Bet sizes can be discretized to a small set (e.g., 1/3 pot, 1/2 pot, pot, overbet). In Libratus, the AI considered 15 possible bet sizes preflop but reduced them on later streets.
The river subgame can be solved exactly using linear programming or extensive-form game solving, as long as the ranges at the start of the river are known or approximated.

Libratus’s approach was to pre-solve the entire game in a coarse abstraction, then at the river, recompute a more refined equilibrium for the specific subgame using nested solving to ensure safety.

The Human Bluff: Heuristic vs. Optimal

Consider a classic human heuristic on the river: “You should bluff when the river card completes a draw that you could have been representing.” This is correct only in a limited sense. A GTO AI bluffs with hands that are indifferent to being called—not necessarily because they “represent” a specific draw. The AI chooses bluff candidates that have blockers to the opponent’s calling range. For example, if the board is draw-heavy, bluffing with the Ace of the suit that just completed reduces the chance the opponent has a flush, making your bluff more credible. Humans think in narrative: “I’ll represent the flush.” The AI thinks in probability: “My EV from bluffing with this hand is higher than checking, after accounting for the opponent’s optimal response.”

This leads to bizarre plays: sometimes the AI folds stronger hands than expected, or checks back a marginal value hand to protect its checking range. The river is where these subtleties come out most starkly.

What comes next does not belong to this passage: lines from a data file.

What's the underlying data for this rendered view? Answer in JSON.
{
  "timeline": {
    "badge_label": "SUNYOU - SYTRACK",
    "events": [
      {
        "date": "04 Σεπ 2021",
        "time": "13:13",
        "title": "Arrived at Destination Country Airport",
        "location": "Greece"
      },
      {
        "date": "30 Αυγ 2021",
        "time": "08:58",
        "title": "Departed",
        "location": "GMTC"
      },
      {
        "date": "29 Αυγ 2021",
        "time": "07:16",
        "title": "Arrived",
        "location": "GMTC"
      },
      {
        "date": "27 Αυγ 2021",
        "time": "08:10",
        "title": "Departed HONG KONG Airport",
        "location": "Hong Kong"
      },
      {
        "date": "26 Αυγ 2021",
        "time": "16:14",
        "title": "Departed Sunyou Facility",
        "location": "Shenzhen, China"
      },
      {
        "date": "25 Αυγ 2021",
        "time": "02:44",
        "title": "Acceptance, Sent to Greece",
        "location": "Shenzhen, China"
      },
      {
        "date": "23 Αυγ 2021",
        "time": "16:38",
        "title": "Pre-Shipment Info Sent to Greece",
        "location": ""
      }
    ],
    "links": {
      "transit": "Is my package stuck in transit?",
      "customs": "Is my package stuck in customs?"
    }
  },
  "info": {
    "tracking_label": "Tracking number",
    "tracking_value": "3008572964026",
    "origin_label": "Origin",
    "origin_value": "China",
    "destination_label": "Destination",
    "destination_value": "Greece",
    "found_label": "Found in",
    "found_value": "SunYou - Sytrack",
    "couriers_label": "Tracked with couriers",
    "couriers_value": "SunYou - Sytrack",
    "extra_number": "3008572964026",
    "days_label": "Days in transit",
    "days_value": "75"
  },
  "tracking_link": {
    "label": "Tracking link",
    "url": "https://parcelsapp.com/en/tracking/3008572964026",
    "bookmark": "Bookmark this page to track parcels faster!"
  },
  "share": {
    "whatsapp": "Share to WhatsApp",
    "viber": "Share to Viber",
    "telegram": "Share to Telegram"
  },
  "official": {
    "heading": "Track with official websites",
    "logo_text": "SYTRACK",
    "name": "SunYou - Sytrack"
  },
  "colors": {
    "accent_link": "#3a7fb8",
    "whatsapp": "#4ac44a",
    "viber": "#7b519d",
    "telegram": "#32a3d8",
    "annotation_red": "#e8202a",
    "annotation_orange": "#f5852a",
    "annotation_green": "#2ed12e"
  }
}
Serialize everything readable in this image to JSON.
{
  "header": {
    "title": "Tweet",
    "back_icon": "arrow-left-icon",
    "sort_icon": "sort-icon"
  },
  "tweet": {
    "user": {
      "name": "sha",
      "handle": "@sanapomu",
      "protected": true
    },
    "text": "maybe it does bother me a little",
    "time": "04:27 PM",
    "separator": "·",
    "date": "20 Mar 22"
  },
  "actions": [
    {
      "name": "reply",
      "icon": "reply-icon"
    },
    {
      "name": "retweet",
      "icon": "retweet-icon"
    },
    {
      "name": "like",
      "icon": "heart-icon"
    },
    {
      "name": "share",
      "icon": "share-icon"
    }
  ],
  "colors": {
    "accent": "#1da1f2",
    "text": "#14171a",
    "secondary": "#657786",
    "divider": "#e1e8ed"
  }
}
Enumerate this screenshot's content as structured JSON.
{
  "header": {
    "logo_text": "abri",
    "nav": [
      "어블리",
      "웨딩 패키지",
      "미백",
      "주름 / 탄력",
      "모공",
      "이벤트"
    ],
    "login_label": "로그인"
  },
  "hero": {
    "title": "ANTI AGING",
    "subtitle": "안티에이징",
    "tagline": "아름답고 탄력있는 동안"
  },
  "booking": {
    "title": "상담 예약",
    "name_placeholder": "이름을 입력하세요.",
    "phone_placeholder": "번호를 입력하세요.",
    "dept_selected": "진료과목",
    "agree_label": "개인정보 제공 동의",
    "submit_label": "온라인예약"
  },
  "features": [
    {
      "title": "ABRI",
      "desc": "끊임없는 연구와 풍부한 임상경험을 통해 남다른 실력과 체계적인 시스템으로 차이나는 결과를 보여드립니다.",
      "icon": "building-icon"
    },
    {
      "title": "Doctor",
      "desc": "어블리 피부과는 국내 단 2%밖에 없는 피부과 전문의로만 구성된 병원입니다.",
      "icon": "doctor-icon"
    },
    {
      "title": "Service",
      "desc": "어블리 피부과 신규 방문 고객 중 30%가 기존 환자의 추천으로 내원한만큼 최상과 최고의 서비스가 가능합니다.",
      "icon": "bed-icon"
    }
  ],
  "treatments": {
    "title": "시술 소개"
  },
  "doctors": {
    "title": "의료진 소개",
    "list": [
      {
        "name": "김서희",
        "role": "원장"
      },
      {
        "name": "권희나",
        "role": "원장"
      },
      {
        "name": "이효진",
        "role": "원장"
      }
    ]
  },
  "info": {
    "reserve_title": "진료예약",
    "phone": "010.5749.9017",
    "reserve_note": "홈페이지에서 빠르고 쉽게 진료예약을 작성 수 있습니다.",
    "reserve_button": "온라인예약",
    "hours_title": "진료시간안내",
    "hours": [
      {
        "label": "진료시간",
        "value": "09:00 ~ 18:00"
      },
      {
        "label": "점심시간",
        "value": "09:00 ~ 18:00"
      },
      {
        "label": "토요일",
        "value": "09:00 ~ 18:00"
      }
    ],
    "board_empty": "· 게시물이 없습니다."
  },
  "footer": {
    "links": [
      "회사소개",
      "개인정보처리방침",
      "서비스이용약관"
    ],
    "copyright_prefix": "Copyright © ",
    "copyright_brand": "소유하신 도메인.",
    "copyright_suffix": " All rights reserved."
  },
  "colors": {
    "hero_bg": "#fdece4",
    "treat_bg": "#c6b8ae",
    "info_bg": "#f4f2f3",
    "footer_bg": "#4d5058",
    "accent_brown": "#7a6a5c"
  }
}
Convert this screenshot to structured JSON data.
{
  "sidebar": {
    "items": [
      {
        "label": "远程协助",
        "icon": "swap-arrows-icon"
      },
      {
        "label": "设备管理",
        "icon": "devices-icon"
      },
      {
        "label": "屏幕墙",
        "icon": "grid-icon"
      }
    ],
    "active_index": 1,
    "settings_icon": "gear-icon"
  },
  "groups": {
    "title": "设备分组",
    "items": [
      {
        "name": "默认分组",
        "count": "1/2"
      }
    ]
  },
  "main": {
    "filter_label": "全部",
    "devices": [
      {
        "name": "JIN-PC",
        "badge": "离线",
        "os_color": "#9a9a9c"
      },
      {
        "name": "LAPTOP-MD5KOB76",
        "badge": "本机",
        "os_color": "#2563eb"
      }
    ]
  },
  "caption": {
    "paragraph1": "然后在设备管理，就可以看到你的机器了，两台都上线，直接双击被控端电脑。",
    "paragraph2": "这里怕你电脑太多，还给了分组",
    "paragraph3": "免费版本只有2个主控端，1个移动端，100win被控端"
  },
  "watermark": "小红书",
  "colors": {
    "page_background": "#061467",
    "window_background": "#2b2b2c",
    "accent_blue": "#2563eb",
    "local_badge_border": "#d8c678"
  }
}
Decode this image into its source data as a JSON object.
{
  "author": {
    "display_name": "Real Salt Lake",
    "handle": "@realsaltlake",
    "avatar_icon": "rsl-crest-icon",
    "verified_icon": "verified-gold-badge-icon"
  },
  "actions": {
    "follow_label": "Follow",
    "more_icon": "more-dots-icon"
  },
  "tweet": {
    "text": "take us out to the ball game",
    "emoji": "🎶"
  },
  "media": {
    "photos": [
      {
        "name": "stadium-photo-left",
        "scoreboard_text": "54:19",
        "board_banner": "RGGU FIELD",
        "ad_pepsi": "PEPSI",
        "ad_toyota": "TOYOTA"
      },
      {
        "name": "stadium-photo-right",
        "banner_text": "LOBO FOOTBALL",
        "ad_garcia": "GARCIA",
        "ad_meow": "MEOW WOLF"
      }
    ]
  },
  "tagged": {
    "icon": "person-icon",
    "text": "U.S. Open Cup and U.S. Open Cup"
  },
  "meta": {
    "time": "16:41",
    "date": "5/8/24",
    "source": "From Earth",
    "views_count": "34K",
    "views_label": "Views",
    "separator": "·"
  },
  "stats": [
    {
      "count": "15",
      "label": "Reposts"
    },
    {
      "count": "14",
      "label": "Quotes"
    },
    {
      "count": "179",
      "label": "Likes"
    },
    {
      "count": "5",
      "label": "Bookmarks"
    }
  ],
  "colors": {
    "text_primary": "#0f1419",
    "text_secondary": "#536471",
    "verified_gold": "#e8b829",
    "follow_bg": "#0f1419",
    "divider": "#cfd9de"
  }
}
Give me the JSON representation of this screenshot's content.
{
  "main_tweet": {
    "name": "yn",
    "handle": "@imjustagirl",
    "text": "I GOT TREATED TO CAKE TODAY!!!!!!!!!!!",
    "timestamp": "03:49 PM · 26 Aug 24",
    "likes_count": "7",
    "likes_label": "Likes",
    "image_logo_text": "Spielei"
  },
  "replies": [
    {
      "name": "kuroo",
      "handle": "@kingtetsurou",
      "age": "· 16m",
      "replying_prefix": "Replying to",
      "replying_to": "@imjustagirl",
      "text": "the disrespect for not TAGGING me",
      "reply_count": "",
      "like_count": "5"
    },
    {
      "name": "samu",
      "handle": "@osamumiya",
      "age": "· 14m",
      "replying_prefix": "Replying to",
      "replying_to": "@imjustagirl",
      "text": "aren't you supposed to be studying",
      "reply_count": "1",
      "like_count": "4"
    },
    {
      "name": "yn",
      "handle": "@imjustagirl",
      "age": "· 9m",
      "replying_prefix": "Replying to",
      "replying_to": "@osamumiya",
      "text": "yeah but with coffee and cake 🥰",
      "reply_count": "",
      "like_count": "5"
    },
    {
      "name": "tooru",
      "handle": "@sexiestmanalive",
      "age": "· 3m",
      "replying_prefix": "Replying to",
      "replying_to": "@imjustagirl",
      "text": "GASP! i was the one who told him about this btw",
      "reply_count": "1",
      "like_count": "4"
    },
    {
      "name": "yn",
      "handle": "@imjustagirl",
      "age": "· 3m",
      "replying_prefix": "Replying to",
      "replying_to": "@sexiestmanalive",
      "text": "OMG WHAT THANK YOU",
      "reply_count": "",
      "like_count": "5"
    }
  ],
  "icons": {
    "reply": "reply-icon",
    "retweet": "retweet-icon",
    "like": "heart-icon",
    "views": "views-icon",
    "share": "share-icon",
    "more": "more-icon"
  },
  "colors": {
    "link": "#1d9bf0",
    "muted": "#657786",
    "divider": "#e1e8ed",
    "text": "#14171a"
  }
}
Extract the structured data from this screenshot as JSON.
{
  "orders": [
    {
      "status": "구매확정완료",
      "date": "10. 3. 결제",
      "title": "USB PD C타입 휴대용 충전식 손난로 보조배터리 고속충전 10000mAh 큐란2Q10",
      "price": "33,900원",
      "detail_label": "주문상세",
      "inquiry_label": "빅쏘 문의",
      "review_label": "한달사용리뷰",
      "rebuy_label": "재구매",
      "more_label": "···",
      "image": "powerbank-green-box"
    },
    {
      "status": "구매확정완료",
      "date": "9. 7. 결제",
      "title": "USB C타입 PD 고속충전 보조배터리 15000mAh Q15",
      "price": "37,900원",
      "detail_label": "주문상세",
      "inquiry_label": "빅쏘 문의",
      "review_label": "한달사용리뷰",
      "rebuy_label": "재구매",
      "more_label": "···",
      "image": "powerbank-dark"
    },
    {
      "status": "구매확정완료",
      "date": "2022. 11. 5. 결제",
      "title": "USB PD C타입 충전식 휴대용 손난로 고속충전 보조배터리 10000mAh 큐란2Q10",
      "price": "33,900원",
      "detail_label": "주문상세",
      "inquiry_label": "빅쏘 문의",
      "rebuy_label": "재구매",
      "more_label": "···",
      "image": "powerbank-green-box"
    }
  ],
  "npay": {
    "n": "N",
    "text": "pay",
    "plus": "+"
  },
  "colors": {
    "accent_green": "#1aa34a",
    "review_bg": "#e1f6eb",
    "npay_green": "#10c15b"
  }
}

What We Learned from the AI: Lessons for Players

River play is where the “must” and “should” break down. Many players learn simple rules like “call with bluff-catchers if the pot odds are better than your equity against his betting range.” But implementing that requires knowing the opponent’s betting range precisely. Humans tend to either call too much (stations) or fold too much (nits). The AI’s strategy lies in between, adjusting frequencies based on exact board texture, stack depth, and opponent tendencies.

If you want to improve your river game, studying GTO river solutions from solvers (PioSOLVER, GTO+, MonkerSolver) is the best approach. But beware: those solvers assume a fixed opponent that also plays GTO. In reality, you must adapt. The AI did both: computed GTO baseline and deviated to exploit.

The End of Romance? Or its Evolution?

Does the triumph of mathematics mean the end of poker’s human drama? No. It does mean that the highest level of play has moved from intuition to computation. But poker remains a game of incomplete information. Even with perfect GTO strategies, the game is not deterministic; it involves randomness (both from card distribution and from mixed strategies). The AI’s decisions are probabilistic—it bluffs at specific frequencies, not always. So there is still suspense. But the mystery of whether a player “read” their opponent correctly is replaced by the question of whether they computed their own optimal frequencies correctly.

Moreover, humans can still win by deviating from GTO when they have a good read on the opponent’s tendencies—provided they do not become exploitable themselves. The best human players now combine solver-based study with human insight.

Conclusion: The River as a Mirror

The river is the final judge in poker. It is where all the earlier decisions converge into a simple, high-stakes choice: fold, call, or raise. The mathematics behind the river reveal that even in the face of uncertainty, there exists a precise, computable optimal behavior. The AIs Libratus and Pluribus demonstrated that we can compute that behavior, and that it dominates human intuition.

But perhaps the deepest lesson is that the river reflects not only the cards but the nature of decision-making under risk. The indifference principle, the equilibrium strategies, the bluffing frequencies—they all testify to a hidden order beneath the chaos of the felt. In the end, poker is not about psychology; it is about revealed preferences. And the river reveals everything.

The clatter of chips, the slide of cards, the sharp intake of breath—they are all just noise around a mathematical signal. The best players, human or AI, listen to that signal. Now you know how to hear it too.